In a recent paper, it was shown that the Covarying Coupling Constants and Tired Light (CCC+TL) hybrid model yields the Hubble parameter H(z) that is substantially different from its measured value using differential aging of quiescent galaxies as cosmic chronometers (CC). It was claimed that the fit of the CCC+TL model to the H(z) data results in a best-fit value for the parameter α, defining the strength of the co-variation of the constants, disagreeing with that for the SN~Ia data at the 6σ level. In this paper we re-examine the assumptions underlying such a comparison. Cosmic-chronometer measurements are designed to be independent of cosmological priors, but they nevertheless rely on stellar population synthesis models, isochrones, and age-dating calibrations developed within standard stellar-evolution physics. Therefore, even before introducing any specific correction factor, the present CC compilation cannot be regarded as a model-independent falsification of CCC+TL without recomputing the relevant stellar population models in that framework.

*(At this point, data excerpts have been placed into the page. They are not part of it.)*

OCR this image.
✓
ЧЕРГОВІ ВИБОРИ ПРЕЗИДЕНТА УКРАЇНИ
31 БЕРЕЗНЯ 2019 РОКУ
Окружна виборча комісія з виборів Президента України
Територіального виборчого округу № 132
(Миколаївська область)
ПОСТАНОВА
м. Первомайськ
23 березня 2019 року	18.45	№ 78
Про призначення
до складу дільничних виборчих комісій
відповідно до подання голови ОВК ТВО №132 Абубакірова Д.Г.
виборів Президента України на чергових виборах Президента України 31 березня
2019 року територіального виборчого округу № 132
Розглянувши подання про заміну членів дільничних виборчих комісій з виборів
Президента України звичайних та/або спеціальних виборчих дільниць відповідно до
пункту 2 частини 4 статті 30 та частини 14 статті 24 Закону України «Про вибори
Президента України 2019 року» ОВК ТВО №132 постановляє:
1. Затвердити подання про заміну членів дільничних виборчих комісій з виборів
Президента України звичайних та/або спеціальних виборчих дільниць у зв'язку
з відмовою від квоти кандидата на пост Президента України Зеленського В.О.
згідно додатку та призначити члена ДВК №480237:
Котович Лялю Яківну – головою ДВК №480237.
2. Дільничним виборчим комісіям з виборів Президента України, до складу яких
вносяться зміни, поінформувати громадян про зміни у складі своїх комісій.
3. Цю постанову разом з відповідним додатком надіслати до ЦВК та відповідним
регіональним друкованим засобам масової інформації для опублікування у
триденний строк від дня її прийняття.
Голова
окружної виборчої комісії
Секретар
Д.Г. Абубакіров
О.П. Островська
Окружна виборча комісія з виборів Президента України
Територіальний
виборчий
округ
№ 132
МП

In the absence of such a recalculation, we ask a more limited question: what type and magnitude of modification to the effective differential-age relation would be sufficient to remove the claimed tension? We show that a phenomenological factor of the form (1+zt)-3 with zt being the TL contribution to the observed redshift, motivated by the scaling of gas cooling times for galaxy formation in the CCC+TL framework compared to ΛCDM, is sufficient to reduce the apparent discrepancy in α to 0.13σ. Since zt = 0 for the stellar model primarily developed from local stellar observations, the stellar-aging methods may be unable to verify (1+zt)-3 dependence.